The competing warlords are themselves astute and well protected, with easy access to human source intelligence on their rivals and on the small contingent of international peacekeepers trying vainly to stop the bloodshed. When forced to communicate electronically, the warlords use obscure tribal dialects unfamiliar to foreign intelligence interpreters listening to voice intercepts in orbiting aircraft. The warlords ruthlessly use the local population as human shields and rely for protection from air attack on the thousands of foreign hostages held in squalid hotels and warehouses throughout the city. Relatives of the hostages besiege their governments to save these innocent people. Meanwhile, media-savvy representatives of the warlords promote their causes through global television, while clandestine terrorist forces bomb and kidnap to further these same ends.

There is increasing pressure in the United States for the Pentagon to intervene and use our superpower status to restore order. But how does the U.S. military respond to such a situation?

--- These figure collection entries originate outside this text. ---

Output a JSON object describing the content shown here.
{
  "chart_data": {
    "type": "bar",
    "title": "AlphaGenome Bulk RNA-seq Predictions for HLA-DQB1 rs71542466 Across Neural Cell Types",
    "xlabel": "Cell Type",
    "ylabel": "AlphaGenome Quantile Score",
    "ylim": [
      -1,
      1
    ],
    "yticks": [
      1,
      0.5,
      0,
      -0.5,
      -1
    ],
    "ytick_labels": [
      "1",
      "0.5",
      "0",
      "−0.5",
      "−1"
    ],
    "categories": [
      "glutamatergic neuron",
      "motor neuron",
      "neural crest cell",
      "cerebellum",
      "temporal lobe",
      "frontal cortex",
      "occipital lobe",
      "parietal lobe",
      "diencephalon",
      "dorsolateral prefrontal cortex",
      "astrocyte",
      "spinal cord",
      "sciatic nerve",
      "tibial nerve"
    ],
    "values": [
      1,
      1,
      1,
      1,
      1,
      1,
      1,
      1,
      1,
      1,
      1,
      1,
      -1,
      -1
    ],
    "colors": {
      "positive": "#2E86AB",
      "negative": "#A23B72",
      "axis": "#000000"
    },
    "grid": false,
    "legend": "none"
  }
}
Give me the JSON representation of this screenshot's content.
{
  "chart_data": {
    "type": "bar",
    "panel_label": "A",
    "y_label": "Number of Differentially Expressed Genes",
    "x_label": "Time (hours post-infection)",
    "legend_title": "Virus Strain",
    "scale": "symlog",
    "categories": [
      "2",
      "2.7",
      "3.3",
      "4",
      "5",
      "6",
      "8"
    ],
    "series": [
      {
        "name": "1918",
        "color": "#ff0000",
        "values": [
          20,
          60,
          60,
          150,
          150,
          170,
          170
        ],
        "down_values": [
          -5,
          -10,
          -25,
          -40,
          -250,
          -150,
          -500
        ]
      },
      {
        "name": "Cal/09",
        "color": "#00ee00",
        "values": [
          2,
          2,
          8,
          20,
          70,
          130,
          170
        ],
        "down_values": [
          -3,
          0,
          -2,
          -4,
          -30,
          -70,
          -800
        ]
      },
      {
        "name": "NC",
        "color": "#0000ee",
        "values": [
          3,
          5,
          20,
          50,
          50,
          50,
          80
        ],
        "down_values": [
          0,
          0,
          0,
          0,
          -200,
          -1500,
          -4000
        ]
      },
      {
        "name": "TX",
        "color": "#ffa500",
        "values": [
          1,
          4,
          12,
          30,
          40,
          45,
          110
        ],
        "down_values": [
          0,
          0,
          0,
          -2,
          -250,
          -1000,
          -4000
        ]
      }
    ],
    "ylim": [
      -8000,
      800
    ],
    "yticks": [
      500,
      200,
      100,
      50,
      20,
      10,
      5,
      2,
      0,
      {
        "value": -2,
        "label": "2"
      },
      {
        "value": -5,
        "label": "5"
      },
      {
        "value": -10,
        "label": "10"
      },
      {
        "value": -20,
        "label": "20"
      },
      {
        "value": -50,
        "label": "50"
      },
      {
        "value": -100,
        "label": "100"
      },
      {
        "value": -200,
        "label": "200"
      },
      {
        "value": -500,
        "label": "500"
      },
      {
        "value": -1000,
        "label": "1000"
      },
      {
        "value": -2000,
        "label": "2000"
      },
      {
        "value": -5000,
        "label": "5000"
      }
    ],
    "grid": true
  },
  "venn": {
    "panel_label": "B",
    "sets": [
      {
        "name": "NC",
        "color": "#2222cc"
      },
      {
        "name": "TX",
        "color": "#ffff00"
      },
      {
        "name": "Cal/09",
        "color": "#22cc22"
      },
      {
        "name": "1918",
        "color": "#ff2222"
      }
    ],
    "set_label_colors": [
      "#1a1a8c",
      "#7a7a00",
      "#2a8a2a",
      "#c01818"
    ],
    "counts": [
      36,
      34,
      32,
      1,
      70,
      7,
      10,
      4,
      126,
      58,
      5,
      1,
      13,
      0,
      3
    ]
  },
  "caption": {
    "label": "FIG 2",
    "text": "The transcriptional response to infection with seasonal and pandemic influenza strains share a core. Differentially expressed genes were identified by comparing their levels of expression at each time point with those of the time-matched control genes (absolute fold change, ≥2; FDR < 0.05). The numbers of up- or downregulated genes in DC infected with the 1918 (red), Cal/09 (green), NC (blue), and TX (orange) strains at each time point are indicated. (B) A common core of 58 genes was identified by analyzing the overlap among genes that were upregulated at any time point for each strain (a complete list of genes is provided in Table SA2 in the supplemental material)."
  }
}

Another future war scenario involves a small, relatively prosperous country that has had a history of alternating friendship and animosity toward the United States. For the first two decades of the twenty-first century, the country sends thousands of its brightest young men to study computer sciences in American universities. While obtaining their degrees, many of these students also absorb details of our complex economy and analyze its institutional and social vulnerabilities. In about 2025, relations between America and this country again become strained, but not before that country's private sector and government construct multiple channels of access to the most important information networks within the United States. Soon they are using this access to hack information on an unprecedented level. Once the intricate web of America's interconnected computer systems has been analyzed, government and corporate data begins to disappear, banking networks collapse in chaos, telecommunications fail, and then the transportation collapses. With trucking, corporate agriculture, and food and fuel distribution paralyzed, commerce ends. Inevitably, the economy grinds to a halt. Although hundreds of thousands of Americans (mainly the elderly and hospitalized) have died, a debate rages in Washington over whether or not this “nonlethal” information warfare attack warrants a nuclear response.